导 读
本文将手把手教你用Python和OpenCV搭建一个半自动标注工具(包含详细步骤 + 源码)。
背景介绍
样本标注是深度学习项目中最关键的部分,甚至在模型学习效果上起决定性作用。但是,标注工作往往非常繁琐且耗时。一种解决方案是使用自动图像标注工具,它可以大大减少标注的时间。
本文主要介绍的半自动标注工具为pyOpenAnnotate,此工具是基于Python和OpenCV实现,最新版本为0.4.0,可通过下面指令安装使用:
pip install pyOpenAnnotate
详细介绍与使用步骤参考链接:
https://pypi.org/project/pyOpenAnnotate/
标注效果:
效果如上图所示,标注完成后可以生成标注文件,后面部分将详细介绍其实现步骤。
实现步骤
实现原理流程:
说明:
【1】Threshold(二值化)只接受单通道图像,但这里并不是直接使用灰度转换图来处理,而是从灰度图、R、G、B、H、S、V通道图像中找到对比度最高的图像来做二值化。
【2】二值化之后并不能保证总是得到我们需要的掩码,有时会有噪声、斑点、边缘的干扰,所以加入了膨胀、腐蚀等形态学处理。
【3】最后通过轮廓分析得到对象的边界框,也就是左上角和右下角坐标。
代码讲解与演示
首先需要导入所需库:
import cv2
import numpy as np
import matplotlib.pyplot as plt
plt.rcParams['image.cmap'] = 'gray'
加载图像:
stags = cv2.imread('stags.jpg')
boars = cv2.imread('boar.jpg')
berries = cv2.imread('strawberries.jpg')
fishes = cv2.imread('fishes.jpg')
coins = cv2.imread('coins.png')
boxes = cv2.imread('boxes2.jpg')
选择色彩空间(这里添加了 RGB和HSV,存储在字典中,方便验证使用):
def select_colorsp(img, colorsp='gray'):
# Convert to grayscale.
gray = cv2.cvtColor(img, cv2.COLOR_BGR2GRAY)
# Split BGR.
red, green, blue = cv2.split(img)
# Convert to HSV.
im_hsv = cv2.cvtColor(img, cv2.COLOR_BGR2HSV)
# Split HSV.
hue, sat, val = cv2.split(im_hsv)
# Store channels in a dict.
channels = {'gray':gray, 'red':red, 'green':green,
'blue':blue, 'hue':hue, 'sat':sat, 'val':val}
return channels[colorsp]
显示 1×2 图像的实用函数(display()函数接受两个图像并并排绘制。
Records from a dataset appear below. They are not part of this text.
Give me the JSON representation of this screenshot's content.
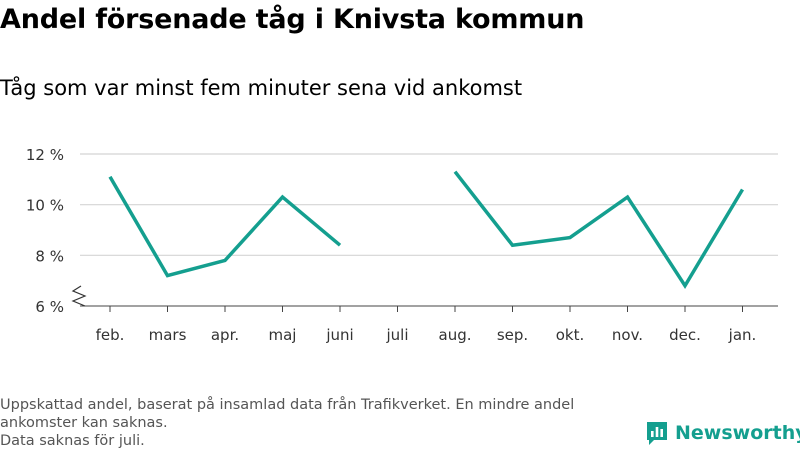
{
  "title": "Andel försenade tåg i Knivsta kommun",
  "subtitle": "Tåg som var minst fem minuter sena vid ankomst",
  "footnote": {
    "line1": "Uppskattad andel, baserat på insamlad data från Trafikverket. En mindre andel ankomster kan saknas.",
    "line2": "Data saknas för juli."
  },
  "brand": {
    "name": "Newsworthy",
    "color": "#149f8f"
  },
  "chart_data": {
    "type": "line",
    "categories": [
      "feb.",
      "mars",
      "apr.",
      "maj",
      "juni",
      "juli",
      "aug.",
      "sep.",
      "okt.",
      "nov.",
      "dec.",
      "jan."
    ],
    "series": [
      {
        "color": "#149f8f",
        "values": [
          11.1,
          7.2,
          7.8,
          10.3,
          8.4,
          null,
          11.3,
          8.4,
          8.7,
          10.3,
          6.8,
          10.6
        ]
      }
    ],
    "y_ticks": [
      6,
      8,
      10,
      12
    ],
    "y_tick_labels": [
      "6 %",
      "8 %",
      "10 %",
      "12 %"
    ],
    "ylim": [
      6,
      12
    ],
    "axis_break": true,
    "grid": true,
    "xlabel": "",
    "ylabel": ""
  }
}
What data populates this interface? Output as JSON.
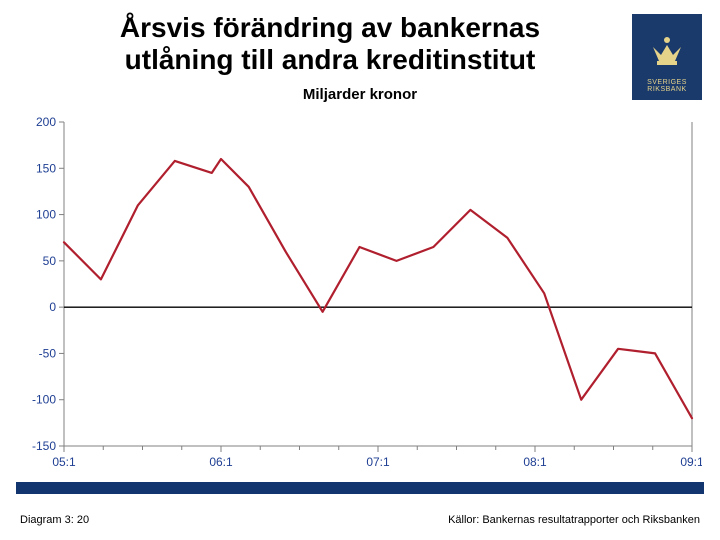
{
  "title_line1": "Årsvis förändring av bankernas",
  "title_line2": "utlåning till andra kreditinstitut",
  "subtitle": "Miljarder kronor",
  "logo": {
    "line1": "SVERIGES",
    "line2": "RIKSBANK",
    "bg": "#1a3a6b",
    "fg": "#e6d38a"
  },
  "footer_left": "Diagram 3: 20",
  "footer_right": "Källor: Bankernas resultatrapporter och Riksbanken",
  "blue_bar_color": "#13356f",
  "chart": {
    "type": "line",
    "background_color": "#ffffff",
    "line_color": "#b01f2e",
    "line_width": 2.2,
    "zero_line_color": "#000000",
    "inner_border_color": "#808080",
    "axis_label_color": "#1f3f93",
    "axis_label_fontsize": 12,
    "ylim": [
      -150,
      200
    ],
    "ytick_step": 50,
    "yticks": [
      -150,
      -100,
      -50,
      0,
      50,
      100,
      150,
      200
    ],
    "xticks": [
      {
        "x": 0,
        "label": "05:1"
      },
      {
        "x": 4.25,
        "label": "06:1"
      },
      {
        "x": 8.5,
        "label": "07:1"
      },
      {
        "x": 12.75,
        "label": "08:1"
      },
      {
        "x": 17,
        "label": "09:1"
      }
    ],
    "xtick_minor": [
      1.0625,
      2.125,
      3.1875,
      5.3125,
      6.375,
      7.4375,
      9.5625,
      10.625,
      11.6875,
      13.8125,
      14.875,
      15.9375
    ],
    "x_range": [
      0,
      17
    ],
    "series": [
      {
        "x": 0,
        "y": 70
      },
      {
        "x": 1,
        "y": 30
      },
      {
        "x": 2,
        "y": 110
      },
      {
        "x": 3,
        "y": 158
      },
      {
        "x": 4,
        "y": 145
      },
      {
        "x": 4.25,
        "y": 160
      },
      {
        "x": 5,
        "y": 130
      },
      {
        "x": 6,
        "y": 60
      },
      {
        "x": 7,
        "y": -5
      },
      {
        "x": 8,
        "y": 65
      },
      {
        "x": 9,
        "y": 50
      },
      {
        "x": 10,
        "y": 65
      },
      {
        "x": 11,
        "y": 105
      },
      {
        "x": 12,
        "y": 75
      },
      {
        "x": 13,
        "y": 15
      },
      {
        "x": 14,
        "y": -100
      },
      {
        "x": 15,
        "y": -45
      },
      {
        "x": 16,
        "y": -50
      },
      {
        "x": 17,
        "y": -120
      }
    ]
  }
}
可选参数是绘图的标题和图形大小):
def display(im_left, im_right, name_l='Left', name_r='Right', figsize=(10,7)):
# Flip channels for display if RGB as matplotlib requires RGB.
im_l_dis = im_left[...,::-1] if len(im_left.shape) > 2 else im_left
im_r_dis = im_right[...,::-1] if len(im_right.shape) > 2 else im_right
plt.figure(figsize=figsize)
plt.subplot(121); plt.imshow(im_l_dis);
plt.title(name_l); plt.axis(False);
plt.subplot(122); plt.imshow(im_r_dis);
plt.title(name_r); plt.axis(False);
阈值处理(thresh()函数接受1通道灰度图像,默认阈值设置为 127。执行逆阈值处理,方便轮廓分析,它返回单通道阈值图像):
def threshold(img, thresh=127, mode='inverse'):
im = img.copy()
if mode == 'direct':
thresh_mode = cv2.THRESH_BINARY
else:
thresh_mode = cv2.THRESH_BINARY_INV
ret, thresh = cv2.threshold(im, thresh, 255, thresh_mode)
return thresh
实例:雄鹿红外图像标注
整体实现步骤:
【1】选择色彩空间
# Select colorspace.
gray_stags = select_colorsp(stags)
# Perform thresholding.
thresh_stags = threshold(gray_stags, thresh=110)
# Display.
display(stags, thresh_stags,
name_l='Stags original infrared',
name_r='Thresholded Stags',
figsize=(20,14))
【2】执行阈值
【3】执行形态学操作
def morph_op(img, mode='open', ksize=5, iterations=1):
im = img.copy()
kernel = cv2.getStructuringElement(cv2.MORPH_ELLIPSE,(ksize, ksize))
if mode == 'open':
morphed = cv2.morphologyEx(im, cv2.MORPH_OPEN, kernel)
elif mode == 'close':
morphed = cv2.morphologyEx(im, cv2.MORPH_CLOSE, kernel)
elif mode == 'erode':
morphed = cv2.erode(im, kernel)
else:
morphed = cv2.dilate(im, kernel)
return morphed
# Perform morphological operation.
morphed_stags = morph_op(thresh_stags)
# Display.
display(thresh_stags, morphed_stags,
name_l='Thresholded Stags',
name_r='Morphological Operations Result',
figsize=(20,14))
【4】轮廓分析以找到边界框
bboxes = get_bboxes(morphed_stags)
ann_morphed_stags = draw_annotations(stags, bboxes, thickness=5, color=(0,0,255))
# Display.
display(ann_stags, ann_morphed_stags,
name_l='Annotating Thresholded Stags',
name_r='Annotating Morphed Stags',
figsize=(20,14))
【5】过滤不需要的轮廓
def get_filtered_bboxes(img, min_area_ratio=0.001):
contours, hierarchy = cv2.findContours(img, cv2.RETR_LIST, cv2.CHAIN_APPROX_SIMPLE)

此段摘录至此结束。